La sorcière bande encore
Ainsi, la sorcière, la Thénardier, prend de temps en temps la peine de me téléphoner pour déverser sa haine, et croit me toucher, et croit, je suppose, jouir de cela, et, je suppose, n'y arrive pas.
Et certes, ce n'est pas sa faute, elle fait bien des efforts, elle pousse d'incohérentes et folles clameurs, tout cela pour me nier et pour nier mon travail d'écriture. Il est vrai qu'en effet il la concerne au plus haut point. De quoi a-t-elle peur?
La même chose, je crois, est arrivée à bien d'autres auteurs, plus grands que moi - s'il en existe du moins. Je dis cela pour rire et pour pleurer de ma propre mégalomanie, de la croyance, courante par ailleurs et banale, que s'il nous arrive la même chose qu'à, par exemple, Mauriac, alors nous sommes son pareil.
Les ogres et les ogresses, les sorcières haineuses, les pâles assassins, continuent en tout cas de veiller sur mon berceau, peut-être espèrent-ils m'y voir rentrer, comme si un grand fleuve, ou un ruisseau minuscule d'ailleurs, retournait de temps en temps à sa source. Mais non, Thénardier, mais non, Thénardière, cela n'arrive guère. D'autres rôdent autour des tombes, de peur de voir les morts en sortir, retrouver leurs droits défunts, et cela n'arrive guère non plus!
Et tous ces fantômes de se ratatiner, bientôt ils ne seront plus rien du tout. Mais quand?
Faut-il en vouloir à tous ces pâles et hideux, sordides en tout cas, ectoplasmes radins? Car, au fond, n'est-ce pas là bienveillance inversée, et donc tout de même de la bienveillance? Mais tout de même, tout de même, tant de haine, tant d'avarice, tant d'envie. En tout cas je m'en nourris, de cette haine, de cette avarice, de ce ressentiment dément.
Que serais-je au fond sans cette bienveillance haineuse? J'ai grandi contre elle.

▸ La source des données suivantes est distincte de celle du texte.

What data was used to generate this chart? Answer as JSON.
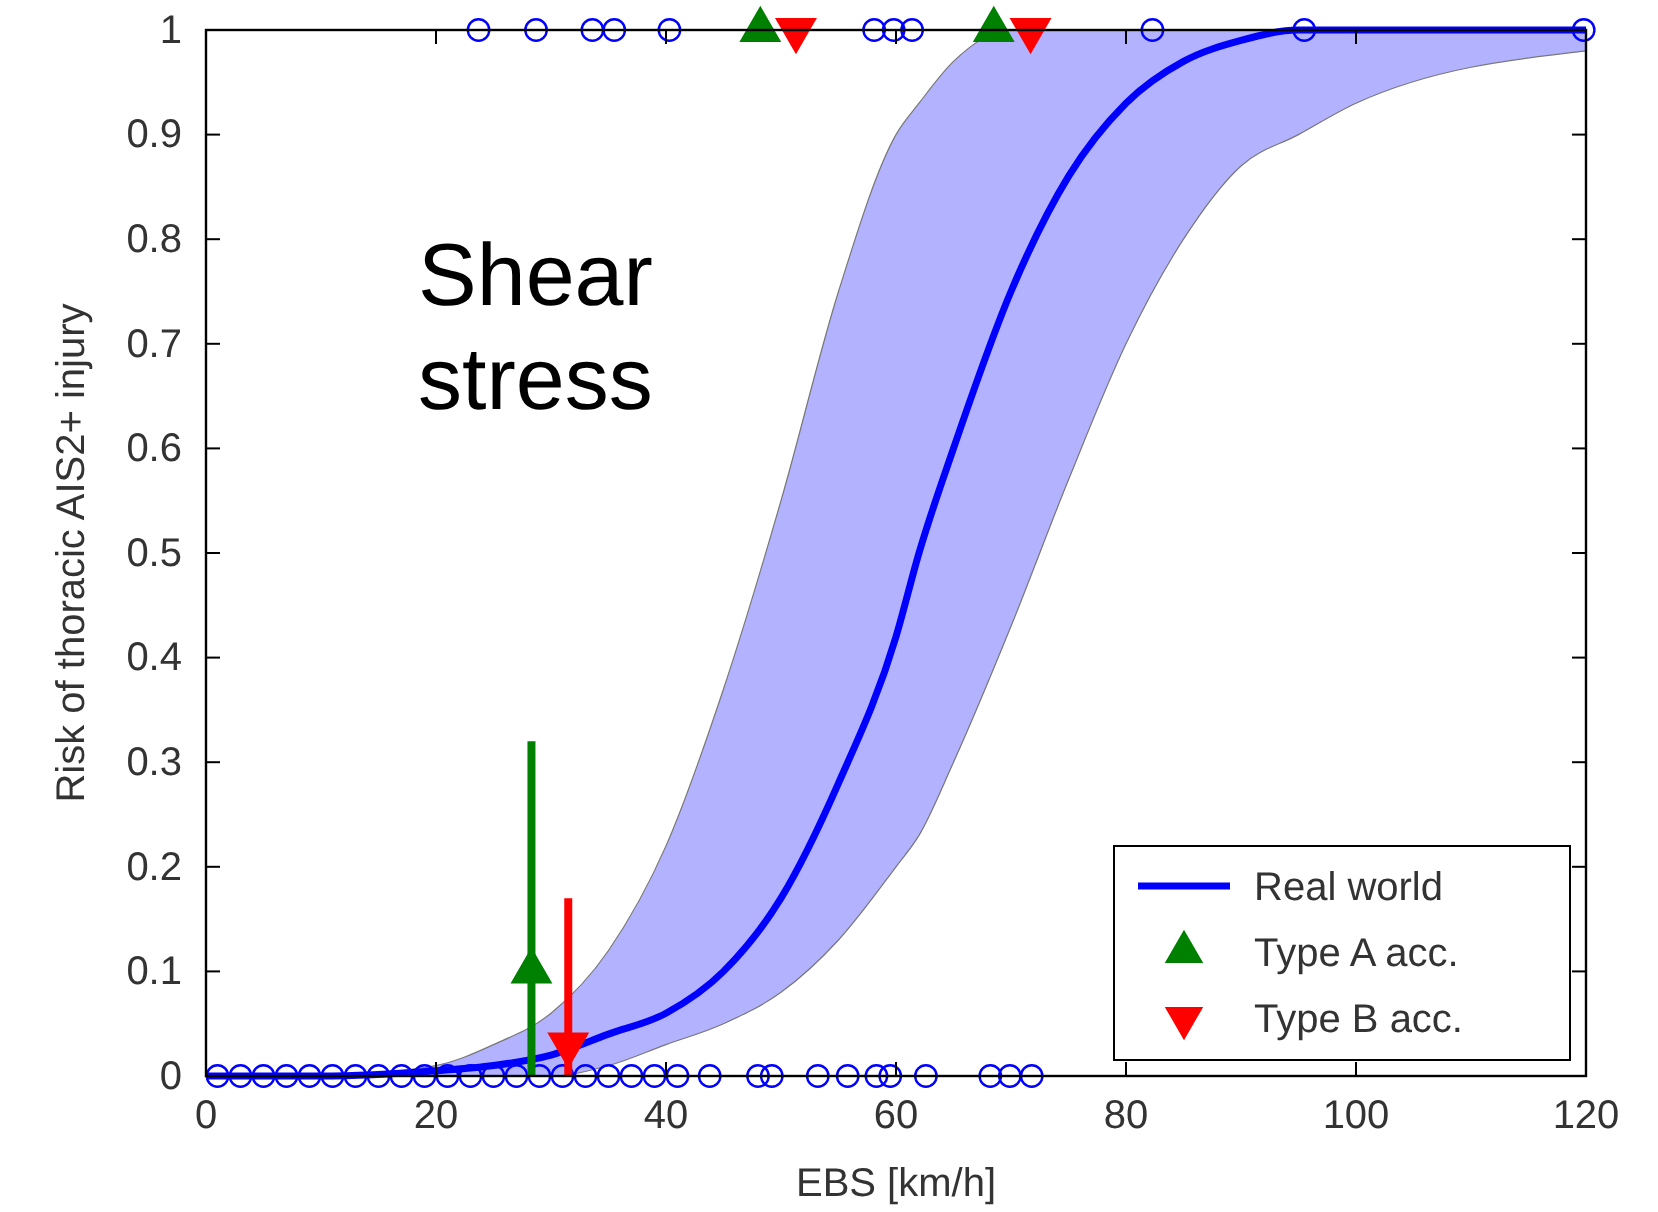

Ainsi, grâce à elle, je n'ai pas besoin de m'inventer des cauchemars, ni des morts vivants pleins de ressentiment, ils existent au premier degré, ils existent pour de vrai, pour ainsi dire dans mon enfance, certes enfuie à jamais, et c'est heureux. Pour ainsi dire dedans cette enfance que je porte en mon sein, ainsi qu'un bébé mort et vif à la fois. Le passé. Mon passé. Ce n'est pas mon passé, je l'ai dépassé, eh oui, eh non, tout cela à la fois.
C'est le temps. C'est l'écriture. C'est l'amour. C'est surtout la haine... Hélas, je suppose.